Another member of the chaperones family, the TNF-receptor associated protein (TRAP1), a cytoprotective mitochondrial-specific member of the Hsp90 heat shock protein, has been proposed as a potential therapeutic target. TRAP1 antagonizes mitochondrial apoptosis and oxidative stress, regulates the mitochondrial permeability transition pore, and controls protein folding in mitochondria. Clarke et al. showed that shRNA-mediated knockdown of TRAP1 expression in primary murine motor neurons results in mitochondrial dysfunction but does not further exacerbate damage induced by oxidative stress alone [8].
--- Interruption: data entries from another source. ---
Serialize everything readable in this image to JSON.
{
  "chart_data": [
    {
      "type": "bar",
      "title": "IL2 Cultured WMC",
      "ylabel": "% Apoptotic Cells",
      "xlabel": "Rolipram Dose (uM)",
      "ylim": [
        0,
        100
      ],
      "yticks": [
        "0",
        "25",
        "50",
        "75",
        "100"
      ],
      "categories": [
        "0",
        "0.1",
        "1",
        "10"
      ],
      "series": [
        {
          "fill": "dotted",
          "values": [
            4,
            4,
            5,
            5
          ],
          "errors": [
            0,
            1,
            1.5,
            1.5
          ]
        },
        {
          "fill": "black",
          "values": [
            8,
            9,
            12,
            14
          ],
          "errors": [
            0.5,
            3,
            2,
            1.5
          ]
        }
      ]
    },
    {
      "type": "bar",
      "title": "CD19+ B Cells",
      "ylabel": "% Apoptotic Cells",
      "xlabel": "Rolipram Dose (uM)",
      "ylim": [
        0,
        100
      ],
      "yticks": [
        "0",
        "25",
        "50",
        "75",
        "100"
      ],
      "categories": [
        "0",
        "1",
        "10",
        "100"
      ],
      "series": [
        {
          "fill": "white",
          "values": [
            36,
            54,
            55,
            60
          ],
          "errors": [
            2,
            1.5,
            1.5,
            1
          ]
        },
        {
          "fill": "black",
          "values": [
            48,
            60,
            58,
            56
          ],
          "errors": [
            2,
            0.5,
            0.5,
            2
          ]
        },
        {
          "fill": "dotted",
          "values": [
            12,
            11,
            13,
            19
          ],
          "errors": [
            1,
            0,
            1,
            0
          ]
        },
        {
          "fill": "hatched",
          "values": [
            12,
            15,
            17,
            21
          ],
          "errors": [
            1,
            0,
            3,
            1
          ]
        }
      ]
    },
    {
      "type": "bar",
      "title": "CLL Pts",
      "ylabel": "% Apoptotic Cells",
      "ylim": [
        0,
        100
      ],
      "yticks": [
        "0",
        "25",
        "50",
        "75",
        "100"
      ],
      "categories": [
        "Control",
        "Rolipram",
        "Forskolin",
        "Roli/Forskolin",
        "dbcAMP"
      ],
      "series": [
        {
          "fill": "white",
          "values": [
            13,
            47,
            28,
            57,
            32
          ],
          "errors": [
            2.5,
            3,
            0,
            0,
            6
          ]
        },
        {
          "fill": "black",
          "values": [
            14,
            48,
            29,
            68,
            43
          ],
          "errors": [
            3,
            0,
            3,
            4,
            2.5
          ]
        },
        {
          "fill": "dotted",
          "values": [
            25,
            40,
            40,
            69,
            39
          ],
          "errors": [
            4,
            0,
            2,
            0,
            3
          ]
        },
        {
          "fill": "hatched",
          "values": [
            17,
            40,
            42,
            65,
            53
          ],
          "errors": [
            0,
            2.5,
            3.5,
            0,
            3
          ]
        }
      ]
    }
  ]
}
Interesting findings have been achieved by inhibiting histone deacetylase (HDAC). Burg et al. showed that the administration of ACY-738, an inhibitor of HDAC, in the spinal cord of a FUS ALS mouse model improved motor neuron deterioration and survival by restoring metabolic alterations [9].

In conclusion, there is intense, ongoing research on ALS, which is leading to interesting findings [10].